Northwest began participating in the annual competition in 2005 to raise awareness about campus recycling and waste reduction.



“We were delighted to receive notification of our first-place finish in the Electronics Per Capita Recycling Category, particularly because this was the first time we participated in that category," said Tim Hill, Northwest's sustainability coordinator. "Even more importantly, we kept more than 10 tons of potentially hazardous e-waste out of the landfill.”

In other categories, Northwest ranked No. 32 in waste diversion with a rate of 38.3 percent and No. 47 in minimizing food waste.

Northwest joined more than 2.7 million college students and employees throughout the country in the eight-week competition to reduce campus waste footprints. Collectively, colleges and universities kept more than 105 million single-use plastic containers out of landfills and prevented the release of 23,174 metric tons equivalent of carbon dioxide into the atmosphere – equal to avoiding the annual emissions from 5,515 cars. Higher education institutions donated composted and recycled a total of more than 30.7 million pounds of waste.

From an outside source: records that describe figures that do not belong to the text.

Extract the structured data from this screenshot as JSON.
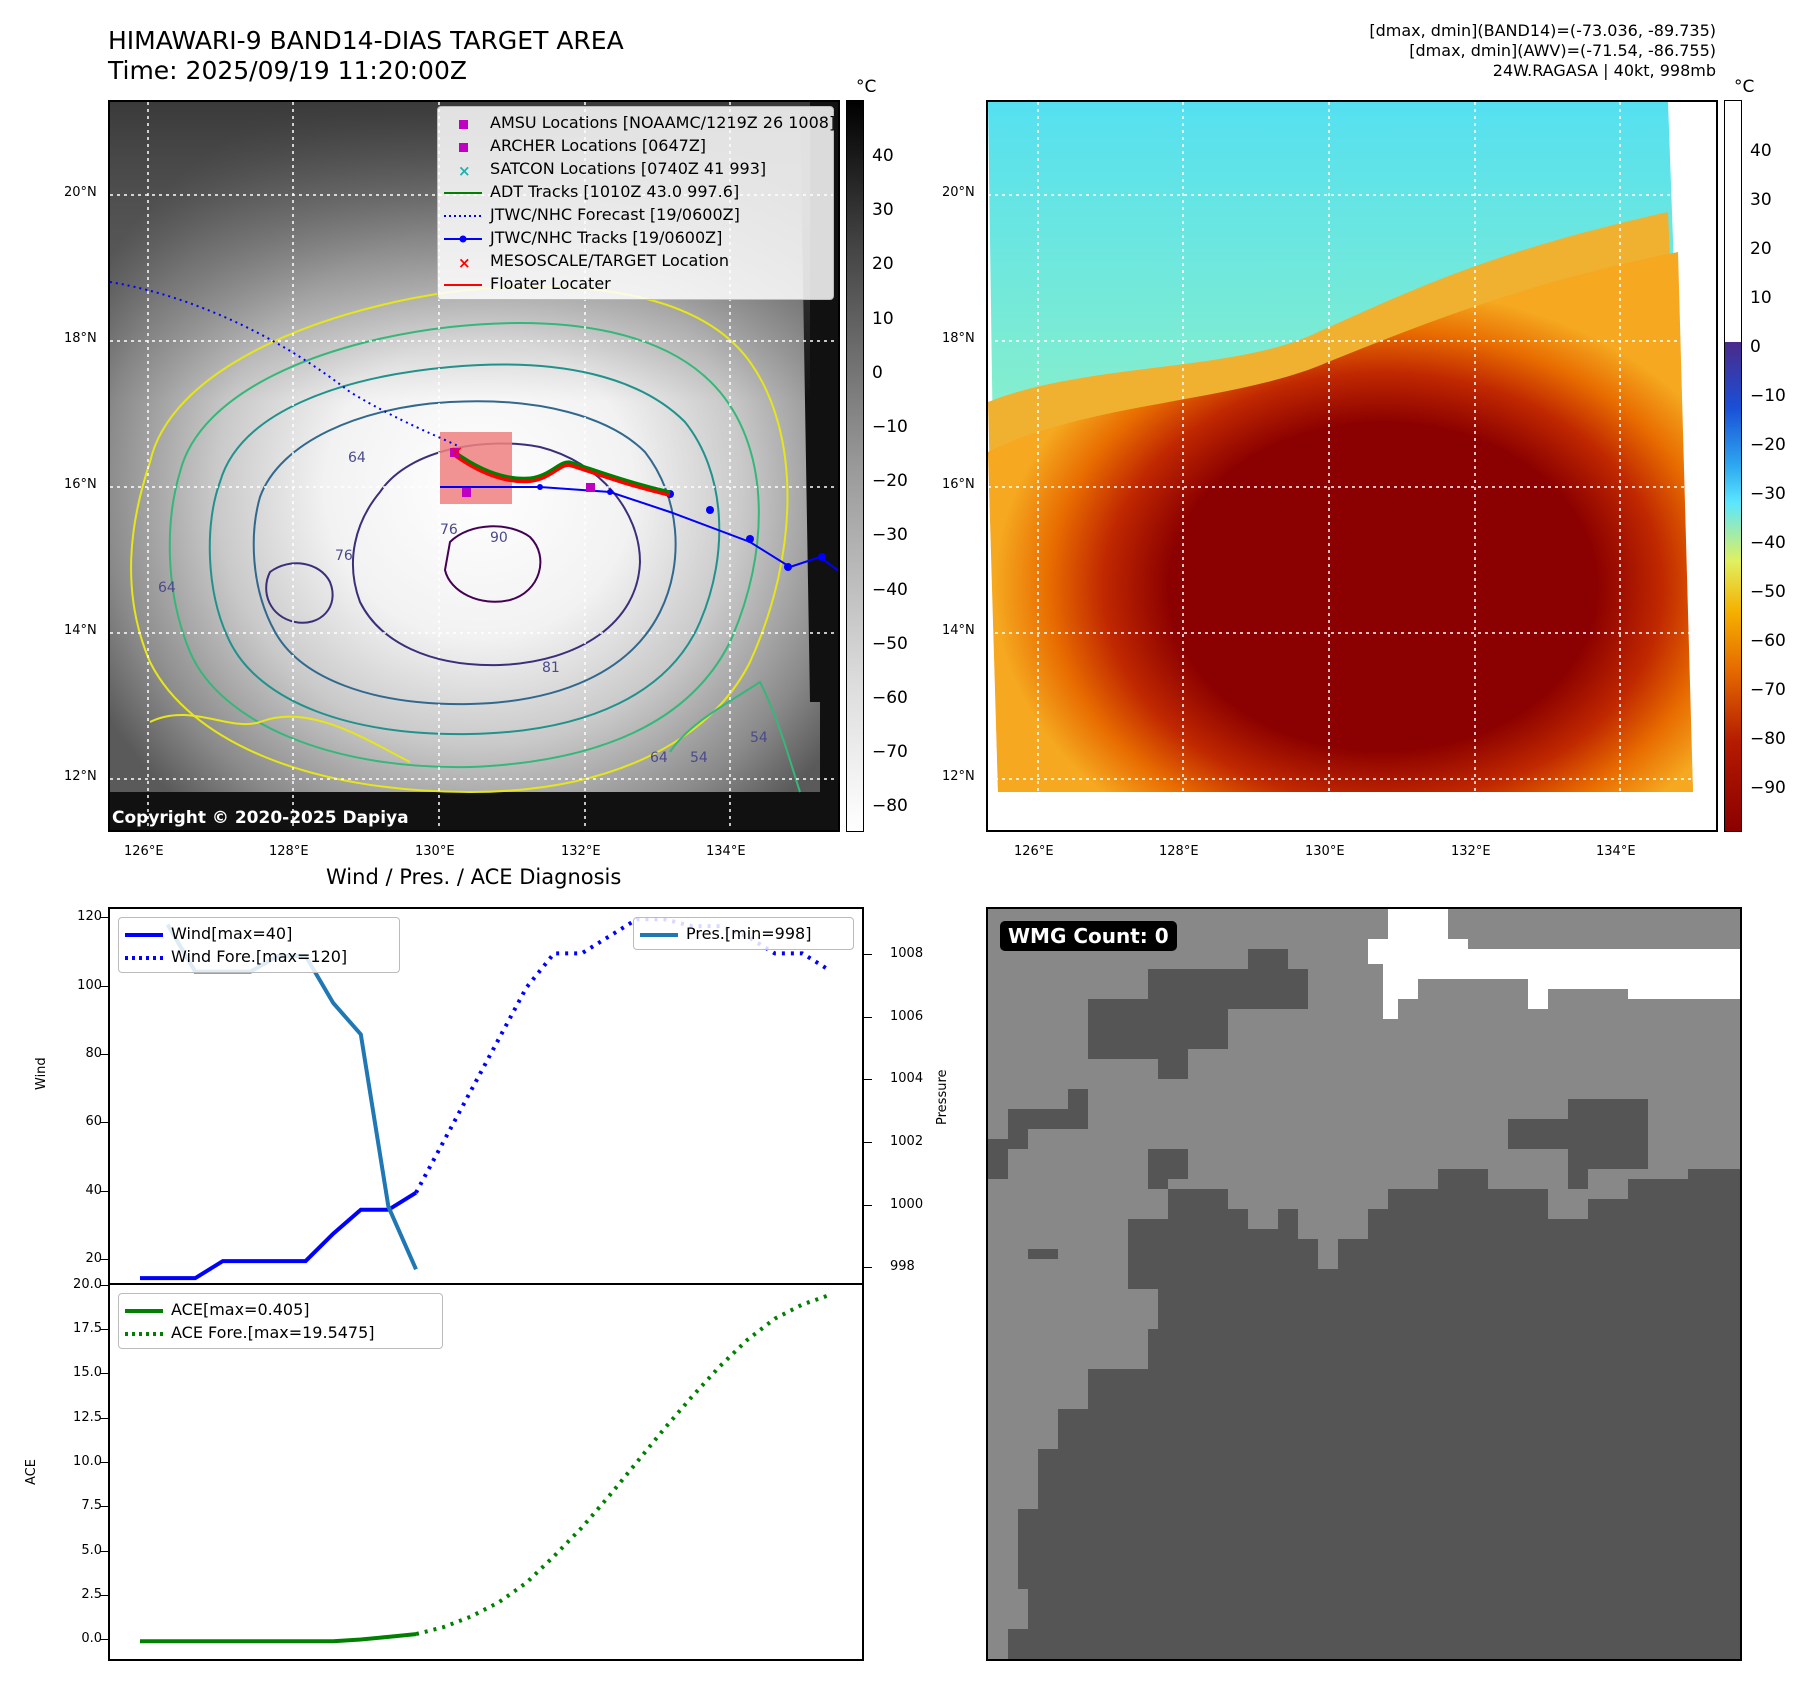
{
  "header": {
    "title_line1": "HIMAWARI-9 BAND14-DIAS TARGET AREA",
    "title_line2": "Time: 2025/09/19 11:20:00Z",
    "info_line1": "[dmax, dmin](BAND14)=(-73.036, -89.735)",
    "info_line2": "[dmax, dmin](AWV)=(-71.54, -86.755)",
    "info_line3": "24W.RAGASA | 40kt, 998mb"
  },
  "map_axes": {
    "lat_labels": [
      "20°N",
      "18°N",
      "16°N",
      "14°N",
      "12°N"
    ],
    "lon_labels": [
      "126°E",
      "128°E",
      "130°E",
      "132°E",
      "134°E"
    ]
  },
  "colorbar_band14": {
    "unit": "°C",
    "labels": [
      "40",
      "30",
      "20",
      "10",
      "0",
      "−10",
      "−20",
      "−30",
      "−40",
      "−50",
      "−60",
      "−70",
      "−80"
    ]
  },
  "colorbar_awv": {
    "unit": "°C",
    "labels": [
      "40",
      "30",
      "20",
      "10",
      "0",
      "−10",
      "−20",
      "−30",
      "−40",
      "−50",
      "−60",
      "−70",
      "−80",
      "−90"
    ]
  },
  "map_legend": [
    {
      "label": "AMSU Locations [NOAAMC/1219Z 26 1008]",
      "color": "#c000c0",
      "symbol": "square"
    },
    {
      "label": "ARCHER Locations [0647Z]",
      "color": "#c000c0",
      "symbol": "square"
    },
    {
      "label": "SATCON Locations [0740Z 41 993]",
      "color": "#20b0b0",
      "symbol": "x"
    },
    {
      "label": "ADT Tracks [1010Z 43.0 997.6]",
      "color": "#008000",
      "symbol": "line"
    },
    {
      "label": "JTWC/NHC Forecast [19/0600Z]",
      "color": "#0000ff",
      "symbol": "dotted"
    },
    {
      "label": "JTWC/NHC Tracks [19/0600Z]",
      "color": "#0000ff",
      "symbol": "line-dot"
    },
    {
      "label": "MESOSCALE/TARGET Location",
      "color": "#ff0000",
      "symbol": "x"
    },
    {
      "label": "Floater Locater",
      "color": "#ff0000",
      "symbol": "line"
    }
  ],
  "contour_labels": [
    "64",
    "76",
    "54",
    "64",
    "54",
    "64",
    "76",
    "81",
    "90"
  ],
  "copyright": "Copyright © 2020-2025 Dapiya",
  "wind_panel": {
    "title": "Wind / Pres. / ACE Diagnosis",
    "ylabel_left": "Wind",
    "ylabel_right": "Pressure",
    "legend_left": [
      "Wind[max=40]",
      "Wind Fore.[max=120]"
    ],
    "legend_right": [
      "Pres.[min=998]"
    ],
    "ytick_left": [
      "120",
      "100",
      "80",
      "60",
      "40",
      "20"
    ],
    "ytick_right": [
      "1008",
      "1006",
      "1004",
      "1002",
      "1000",
      "998"
    ]
  },
  "ace_panel": {
    "ylabel": "ACE",
    "legend": [
      "ACE[max=0.405]",
      "ACE Fore.[max=19.5475]"
    ],
    "ytick": [
      "20.0",
      "17.5",
      "15.0",
      "12.5",
      "10.0",
      "7.5",
      "5.0",
      "2.5",
      "0.0"
    ]
  },
  "wmg": {
    "label": "WMG Count: 0"
  },
  "chart_data": [
    {
      "type": "line",
      "panel": "wind",
      "series": [
        {
          "name": "Wind[max=40]",
          "color": "#0000ff",
          "style": "solid",
          "x": [
            0,
            1,
            2,
            3,
            4,
            5,
            6,
            7,
            8,
            9,
            10
          ],
          "values": [
            15,
            15,
            15,
            20,
            20,
            20,
            20,
            28,
            35,
            35,
            40
          ]
        },
        {
          "name": "Wind Fore.[max=120]",
          "color": "#0000ff",
          "style": "dotted",
          "x": [
            10,
            11,
            12,
            13,
            14,
            15,
            16,
            17,
            18,
            19,
            20,
            21,
            22,
            23,
            24,
            25
          ],
          "values": [
            40,
            55,
            70,
            85,
            100,
            110,
            110,
            115,
            120,
            120,
            118,
            118,
            115,
            110,
            110,
            105
          ]
        },
        {
          "name": "Pres.[min=998]",
          "color": "#1f77b4",
          "style": "solid",
          "axis": "right",
          "x": [
            1,
            2,
            3,
            4,
            5,
            6,
            7,
            8,
            9,
            10
          ],
          "values": [
            1009,
            1007.5,
            1007.5,
            1007.5,
            1008,
            1008,
            1006.5,
            1005.5,
            1000,
            998
          ]
        }
      ],
      "ylim_left": [
        13,
        123
      ],
      "ylim_right": [
        997.5,
        1009.5
      ],
      "xlim": [
        0,
        25
      ]
    },
    {
      "type": "line",
      "panel": "ace",
      "series": [
        {
          "name": "ACE[max=0.405]",
          "color": "#008000",
          "style": "solid",
          "x": [
            0,
            1,
            2,
            3,
            4,
            5,
            6,
            7,
            8,
            9,
            10
          ],
          "values": [
            0,
            0,
            0,
            0,
            0,
            0,
            0,
            0,
            0.1,
            0.25,
            0.405
          ]
        },
        {
          "name": "ACE Fore.[max=19.5475]",
          "color": "#008000",
          "style": "dotted",
          "x": [
            10,
            11,
            12,
            13,
            14,
            15,
            16,
            17,
            18,
            19,
            20,
            21,
            22,
            23,
            24,
            25
          ],
          "values": [
            0.405,
            0.8,
            1.4,
            2.2,
            3.3,
            4.8,
            6.4,
            8.2,
            10.1,
            12,
            13.8,
            15.5,
            17,
            18.2,
            19,
            19.5475
          ]
        }
      ],
      "ylim": [
        -1,
        20.1
      ],
      "xlim": [
        0,
        25
      ]
    }
  ]
}
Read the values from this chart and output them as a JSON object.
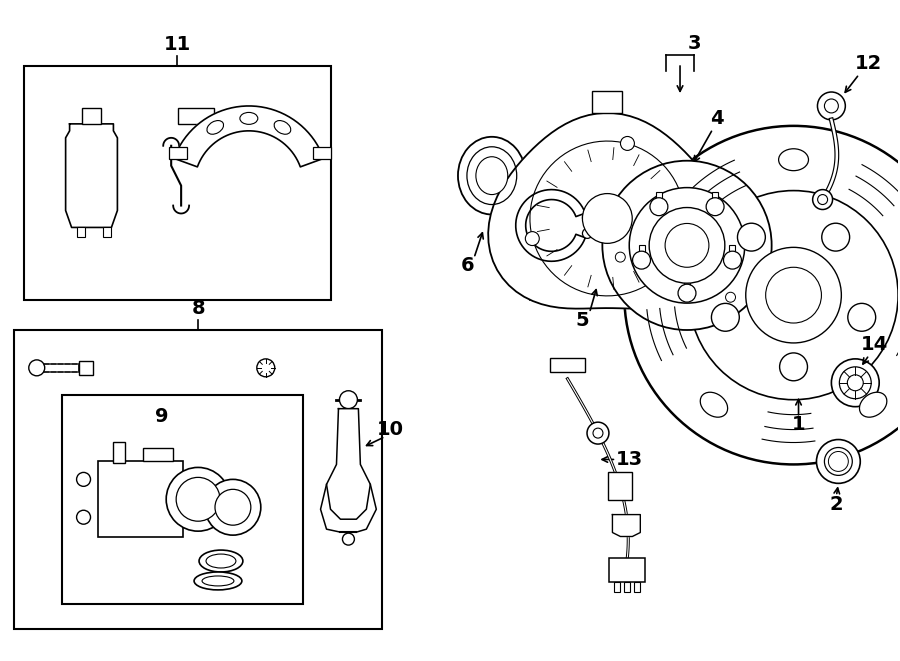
{
  "background_color": "#ffffff",
  "line_color": "#000000",
  "fig_width": 9.0,
  "fig_height": 6.61,
  "dpi": 100,
  "label_fontsize": 14
}
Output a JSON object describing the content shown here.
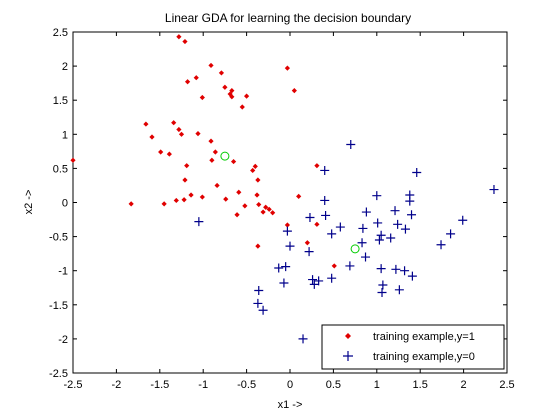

“This year’s college and university competition participants made enormous strides on waste reduction and integrating sustainable practices throughout their campuses,” Kristy Jones, the director of higher education programs at National Wildlife Federation, said. “These collective actions to reduce the schools’ waste footprints are inspiring and are making a tangible positive impact on the environment.”

Formerly known as RecycleMania, Campus Race to Zero Waste is the nation’s premier waste reduction and recycling competition among colleges and universities. It is managed by National Wildlife Federation and governed by RecycleMania Inc. Campus Race to Zero Waste has been helping campuses minimize waste and improve their recycling efforts, since its launch in 2001.

Participating colleges and universities reported the amount of waste and recycling they collected each week. Participating institutions were then ranked in various categories based on the amount they recycled per capita as well as recycling rates. The competition categories included food organics, electronics recycling and percent of waste diverted from the landfill.